Mikaela: My dad’s entire family is French Canadian. His grandparents came from Quebec. For generations, a recipe for French meat pie has been passed down through my family. While I don’t typically eat much meat, I will make an exception for French meat pie. It’s nice to taste the flavors my ancestors cultivated.

Do you have a favorite food show or movie?

Keri: Food TV is my favorite TV! I love watching Food Network shows like Chopped and Beat Bobby Flay. I also like to watch Gordon Ramsay’s Master Chef and who can forget The Great British Baking Show?!

If you could grow an endless supply of something, what would it be?

Mikaela: I might need an endless supply of rice cakes. It might sound boring, but I add lots of toppings and make them into a delicious snack! My favorite way to eat rice cakes is topped with almond butter, apple butter, banana slices, and chocolate chips. I make sure to put them in the toaster oven so the chocolate melts!
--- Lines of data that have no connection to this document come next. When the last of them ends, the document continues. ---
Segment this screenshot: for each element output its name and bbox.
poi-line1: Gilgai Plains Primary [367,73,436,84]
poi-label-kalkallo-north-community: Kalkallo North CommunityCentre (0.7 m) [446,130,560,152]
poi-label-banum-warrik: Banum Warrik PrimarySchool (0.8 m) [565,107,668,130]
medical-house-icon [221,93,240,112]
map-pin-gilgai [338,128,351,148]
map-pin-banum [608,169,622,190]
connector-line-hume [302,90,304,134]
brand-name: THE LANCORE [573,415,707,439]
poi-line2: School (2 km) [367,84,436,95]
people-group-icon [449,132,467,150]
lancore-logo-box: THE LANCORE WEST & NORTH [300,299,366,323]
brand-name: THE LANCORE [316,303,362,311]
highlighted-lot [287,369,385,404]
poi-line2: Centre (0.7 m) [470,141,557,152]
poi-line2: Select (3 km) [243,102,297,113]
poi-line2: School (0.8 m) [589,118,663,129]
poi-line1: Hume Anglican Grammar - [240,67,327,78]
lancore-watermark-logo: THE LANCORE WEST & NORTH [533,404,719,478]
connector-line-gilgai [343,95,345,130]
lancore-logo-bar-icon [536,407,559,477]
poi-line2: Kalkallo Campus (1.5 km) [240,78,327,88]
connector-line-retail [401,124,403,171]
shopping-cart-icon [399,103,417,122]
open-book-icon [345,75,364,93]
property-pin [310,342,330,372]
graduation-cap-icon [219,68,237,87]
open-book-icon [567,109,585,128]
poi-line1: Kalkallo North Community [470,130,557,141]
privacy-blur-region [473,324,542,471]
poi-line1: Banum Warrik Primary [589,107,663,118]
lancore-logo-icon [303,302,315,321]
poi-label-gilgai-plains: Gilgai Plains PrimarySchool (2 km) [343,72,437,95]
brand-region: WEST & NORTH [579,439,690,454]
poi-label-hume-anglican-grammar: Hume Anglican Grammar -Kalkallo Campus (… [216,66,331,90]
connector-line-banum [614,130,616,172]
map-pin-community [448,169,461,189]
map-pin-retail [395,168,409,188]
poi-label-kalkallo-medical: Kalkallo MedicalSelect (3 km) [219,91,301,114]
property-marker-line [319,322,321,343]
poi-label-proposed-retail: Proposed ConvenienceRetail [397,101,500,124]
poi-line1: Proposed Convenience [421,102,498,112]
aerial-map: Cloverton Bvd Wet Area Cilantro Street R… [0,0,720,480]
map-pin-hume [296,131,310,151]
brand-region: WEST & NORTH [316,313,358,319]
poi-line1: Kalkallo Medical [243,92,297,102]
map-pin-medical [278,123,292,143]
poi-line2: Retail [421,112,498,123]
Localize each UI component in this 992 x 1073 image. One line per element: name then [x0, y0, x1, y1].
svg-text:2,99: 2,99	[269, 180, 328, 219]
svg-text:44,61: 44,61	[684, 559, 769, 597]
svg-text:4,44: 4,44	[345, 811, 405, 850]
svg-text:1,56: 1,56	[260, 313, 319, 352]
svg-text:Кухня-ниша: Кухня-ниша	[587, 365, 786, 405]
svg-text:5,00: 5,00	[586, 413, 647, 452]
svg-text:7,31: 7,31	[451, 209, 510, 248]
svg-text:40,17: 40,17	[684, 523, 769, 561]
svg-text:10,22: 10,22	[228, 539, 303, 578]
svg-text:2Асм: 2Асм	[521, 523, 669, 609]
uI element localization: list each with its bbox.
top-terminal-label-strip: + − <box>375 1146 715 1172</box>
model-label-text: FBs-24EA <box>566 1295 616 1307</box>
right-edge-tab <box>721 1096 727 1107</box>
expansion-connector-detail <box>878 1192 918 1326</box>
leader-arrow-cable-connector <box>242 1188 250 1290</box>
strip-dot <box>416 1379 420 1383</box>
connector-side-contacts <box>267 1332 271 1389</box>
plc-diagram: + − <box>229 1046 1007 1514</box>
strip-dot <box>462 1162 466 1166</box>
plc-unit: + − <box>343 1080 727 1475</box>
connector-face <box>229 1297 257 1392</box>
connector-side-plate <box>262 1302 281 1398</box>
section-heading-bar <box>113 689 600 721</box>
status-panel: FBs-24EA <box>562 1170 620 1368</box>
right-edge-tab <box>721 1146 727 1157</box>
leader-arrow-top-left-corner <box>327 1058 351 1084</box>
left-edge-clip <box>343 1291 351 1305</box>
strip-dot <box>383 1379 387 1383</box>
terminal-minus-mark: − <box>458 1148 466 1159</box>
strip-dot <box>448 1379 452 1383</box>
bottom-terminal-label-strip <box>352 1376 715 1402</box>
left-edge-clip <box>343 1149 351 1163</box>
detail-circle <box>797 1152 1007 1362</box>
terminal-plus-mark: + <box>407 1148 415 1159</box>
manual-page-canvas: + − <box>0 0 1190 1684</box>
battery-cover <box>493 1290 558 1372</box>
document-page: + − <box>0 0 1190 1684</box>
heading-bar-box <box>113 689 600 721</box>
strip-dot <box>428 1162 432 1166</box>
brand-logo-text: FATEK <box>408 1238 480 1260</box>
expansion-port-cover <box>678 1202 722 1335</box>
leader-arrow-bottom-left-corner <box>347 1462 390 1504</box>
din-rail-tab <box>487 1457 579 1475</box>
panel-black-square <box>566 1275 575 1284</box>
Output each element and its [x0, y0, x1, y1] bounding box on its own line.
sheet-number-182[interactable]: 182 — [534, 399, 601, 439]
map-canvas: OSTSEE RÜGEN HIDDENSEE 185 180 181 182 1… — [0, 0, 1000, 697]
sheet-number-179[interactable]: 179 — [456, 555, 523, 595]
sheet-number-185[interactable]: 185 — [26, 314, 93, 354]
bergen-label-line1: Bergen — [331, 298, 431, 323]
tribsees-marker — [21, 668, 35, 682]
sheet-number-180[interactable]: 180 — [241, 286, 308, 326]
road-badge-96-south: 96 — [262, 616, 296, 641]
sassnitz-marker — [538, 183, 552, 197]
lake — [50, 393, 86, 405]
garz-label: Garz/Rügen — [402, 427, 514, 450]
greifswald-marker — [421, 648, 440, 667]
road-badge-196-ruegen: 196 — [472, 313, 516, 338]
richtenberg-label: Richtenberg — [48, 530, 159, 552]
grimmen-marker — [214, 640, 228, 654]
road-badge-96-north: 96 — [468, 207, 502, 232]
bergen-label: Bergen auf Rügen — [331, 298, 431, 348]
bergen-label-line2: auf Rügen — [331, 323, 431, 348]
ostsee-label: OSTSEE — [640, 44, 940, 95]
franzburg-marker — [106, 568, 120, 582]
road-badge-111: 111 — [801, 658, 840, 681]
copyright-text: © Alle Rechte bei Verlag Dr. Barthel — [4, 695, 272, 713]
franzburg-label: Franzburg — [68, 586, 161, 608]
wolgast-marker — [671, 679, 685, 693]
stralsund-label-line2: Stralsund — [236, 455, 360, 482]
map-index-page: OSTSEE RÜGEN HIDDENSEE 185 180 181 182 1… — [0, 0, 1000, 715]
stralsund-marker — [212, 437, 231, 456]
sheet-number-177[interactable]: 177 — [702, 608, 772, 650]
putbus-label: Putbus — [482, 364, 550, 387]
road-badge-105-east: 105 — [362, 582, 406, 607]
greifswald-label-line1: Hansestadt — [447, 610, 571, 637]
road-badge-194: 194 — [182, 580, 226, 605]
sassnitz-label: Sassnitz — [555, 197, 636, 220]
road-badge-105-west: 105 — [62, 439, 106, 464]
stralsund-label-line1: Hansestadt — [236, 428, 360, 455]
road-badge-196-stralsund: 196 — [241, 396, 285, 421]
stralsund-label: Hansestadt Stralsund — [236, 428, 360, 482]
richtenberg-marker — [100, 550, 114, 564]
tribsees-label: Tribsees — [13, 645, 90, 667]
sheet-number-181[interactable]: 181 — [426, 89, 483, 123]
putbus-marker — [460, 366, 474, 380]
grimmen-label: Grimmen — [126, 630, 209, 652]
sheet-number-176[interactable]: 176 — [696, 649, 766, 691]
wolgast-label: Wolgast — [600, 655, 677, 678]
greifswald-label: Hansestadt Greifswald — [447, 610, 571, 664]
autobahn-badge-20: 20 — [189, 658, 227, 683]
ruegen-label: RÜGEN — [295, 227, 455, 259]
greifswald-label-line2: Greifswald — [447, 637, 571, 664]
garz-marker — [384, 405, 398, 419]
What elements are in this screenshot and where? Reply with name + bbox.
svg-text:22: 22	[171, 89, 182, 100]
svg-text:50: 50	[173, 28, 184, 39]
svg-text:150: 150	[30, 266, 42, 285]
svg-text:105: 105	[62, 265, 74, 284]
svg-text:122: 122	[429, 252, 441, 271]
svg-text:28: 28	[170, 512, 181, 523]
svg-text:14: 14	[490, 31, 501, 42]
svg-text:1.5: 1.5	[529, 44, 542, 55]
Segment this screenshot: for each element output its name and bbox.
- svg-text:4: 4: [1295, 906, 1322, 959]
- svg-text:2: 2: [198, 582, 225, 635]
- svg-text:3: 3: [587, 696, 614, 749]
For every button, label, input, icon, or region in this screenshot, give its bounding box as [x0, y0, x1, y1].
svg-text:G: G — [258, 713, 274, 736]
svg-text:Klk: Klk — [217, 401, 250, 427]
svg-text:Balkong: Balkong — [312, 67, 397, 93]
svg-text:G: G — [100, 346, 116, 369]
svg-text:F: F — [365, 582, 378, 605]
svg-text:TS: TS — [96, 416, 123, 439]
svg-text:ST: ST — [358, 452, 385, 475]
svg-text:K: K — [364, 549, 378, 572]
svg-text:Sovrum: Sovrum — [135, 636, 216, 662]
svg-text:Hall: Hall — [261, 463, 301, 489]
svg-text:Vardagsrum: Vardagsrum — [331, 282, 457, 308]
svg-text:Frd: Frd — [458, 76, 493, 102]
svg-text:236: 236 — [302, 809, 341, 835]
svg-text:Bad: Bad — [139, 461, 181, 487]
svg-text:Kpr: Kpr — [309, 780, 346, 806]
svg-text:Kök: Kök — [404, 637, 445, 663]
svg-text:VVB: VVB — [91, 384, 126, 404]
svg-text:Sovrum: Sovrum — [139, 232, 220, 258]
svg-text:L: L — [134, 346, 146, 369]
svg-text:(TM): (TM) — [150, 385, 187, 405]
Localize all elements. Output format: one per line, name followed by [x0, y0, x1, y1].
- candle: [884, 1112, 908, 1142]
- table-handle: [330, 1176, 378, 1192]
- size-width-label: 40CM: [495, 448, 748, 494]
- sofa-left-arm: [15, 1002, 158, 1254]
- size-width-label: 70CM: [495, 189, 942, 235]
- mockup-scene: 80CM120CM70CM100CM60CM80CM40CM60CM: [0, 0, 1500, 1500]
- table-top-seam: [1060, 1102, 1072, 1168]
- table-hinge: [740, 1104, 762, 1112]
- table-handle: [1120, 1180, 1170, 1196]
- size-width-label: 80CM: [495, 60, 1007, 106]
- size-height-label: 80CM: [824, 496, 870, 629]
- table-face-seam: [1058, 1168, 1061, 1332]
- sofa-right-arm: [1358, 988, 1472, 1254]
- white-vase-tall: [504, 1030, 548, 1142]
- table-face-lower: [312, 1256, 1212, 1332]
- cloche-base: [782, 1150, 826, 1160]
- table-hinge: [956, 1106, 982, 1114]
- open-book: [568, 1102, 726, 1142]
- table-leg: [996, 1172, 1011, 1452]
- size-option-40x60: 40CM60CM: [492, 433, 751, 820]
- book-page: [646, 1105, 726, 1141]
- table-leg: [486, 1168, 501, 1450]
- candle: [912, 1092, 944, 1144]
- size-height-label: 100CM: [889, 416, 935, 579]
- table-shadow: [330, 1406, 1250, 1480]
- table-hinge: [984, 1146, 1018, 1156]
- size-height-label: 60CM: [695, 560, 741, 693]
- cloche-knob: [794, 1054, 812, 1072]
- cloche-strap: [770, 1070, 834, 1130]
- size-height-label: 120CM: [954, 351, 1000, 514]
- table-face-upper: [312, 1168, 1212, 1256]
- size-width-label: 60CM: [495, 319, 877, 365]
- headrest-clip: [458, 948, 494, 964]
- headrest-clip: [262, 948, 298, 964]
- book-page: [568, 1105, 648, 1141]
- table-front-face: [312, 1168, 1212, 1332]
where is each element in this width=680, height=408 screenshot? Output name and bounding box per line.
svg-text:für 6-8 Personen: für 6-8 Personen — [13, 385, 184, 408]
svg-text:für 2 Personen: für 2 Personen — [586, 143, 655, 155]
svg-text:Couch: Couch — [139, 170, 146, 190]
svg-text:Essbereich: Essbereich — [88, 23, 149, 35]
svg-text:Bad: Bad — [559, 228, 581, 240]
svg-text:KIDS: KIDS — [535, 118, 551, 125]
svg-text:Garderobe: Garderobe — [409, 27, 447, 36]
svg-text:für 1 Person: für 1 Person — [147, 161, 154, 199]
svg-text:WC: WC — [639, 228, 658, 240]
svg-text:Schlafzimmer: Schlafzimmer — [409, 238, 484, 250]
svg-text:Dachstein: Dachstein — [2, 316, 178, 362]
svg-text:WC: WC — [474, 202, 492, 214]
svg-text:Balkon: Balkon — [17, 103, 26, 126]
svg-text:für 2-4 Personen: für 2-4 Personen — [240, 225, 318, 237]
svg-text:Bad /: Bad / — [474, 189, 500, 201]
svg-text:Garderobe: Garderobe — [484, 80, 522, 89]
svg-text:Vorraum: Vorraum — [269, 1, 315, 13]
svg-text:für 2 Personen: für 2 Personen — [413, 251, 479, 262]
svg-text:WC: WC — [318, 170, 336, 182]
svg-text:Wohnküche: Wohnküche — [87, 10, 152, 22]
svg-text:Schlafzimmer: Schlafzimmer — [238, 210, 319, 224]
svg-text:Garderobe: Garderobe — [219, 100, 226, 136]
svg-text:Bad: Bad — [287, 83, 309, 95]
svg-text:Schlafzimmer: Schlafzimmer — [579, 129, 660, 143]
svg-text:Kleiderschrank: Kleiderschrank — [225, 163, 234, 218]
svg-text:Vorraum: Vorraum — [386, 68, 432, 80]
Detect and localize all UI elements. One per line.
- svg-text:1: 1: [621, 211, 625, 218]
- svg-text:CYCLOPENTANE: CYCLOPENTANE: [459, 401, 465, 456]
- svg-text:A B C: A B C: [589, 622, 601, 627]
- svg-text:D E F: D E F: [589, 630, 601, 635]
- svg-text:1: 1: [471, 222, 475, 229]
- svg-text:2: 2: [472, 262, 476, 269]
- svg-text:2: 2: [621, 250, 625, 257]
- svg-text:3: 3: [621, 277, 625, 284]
What do you wish you learned about food when you were in 3rd grade?

Keri: I wish I had learned more about food additives when I was in 3rd grade. I wish I knew how to read the ingredients list and not just the nutrition facts. In my opinion it’s so much more important to know WHAT you’re eating rather than how many calories it has.

Mikaela: Most importantly to me, I wish I had a stronger connection to food when I was in 3rd grade. At the time, I was interested in cooking (my best friend and I were plotting our future restaurant and even made sample menus!), but I was not invested in the source of my food. I wish I had learned about how to grow food and source it locally.

What’s something you’ve learned about food that you found interesting or useful?

Keri: The plants we eat are amazing! I’ve learned that transformation is in our own hands and we can do so much to make plants taste and look delicious. Transforming a plants’ texture is the most fun for me. I like to make fluffy cashew desserts and blended vegetable soups.

Mikaela: Having studied nutrition and agriculture in college and working with food for years, I’ve learned so much useful information!  One of the biggest takeaways for me personally was learning how to trust my body. Listening to my cravings, my hunger and satiety cues, and generally being present with my food as I eat has transformed my relationship to food.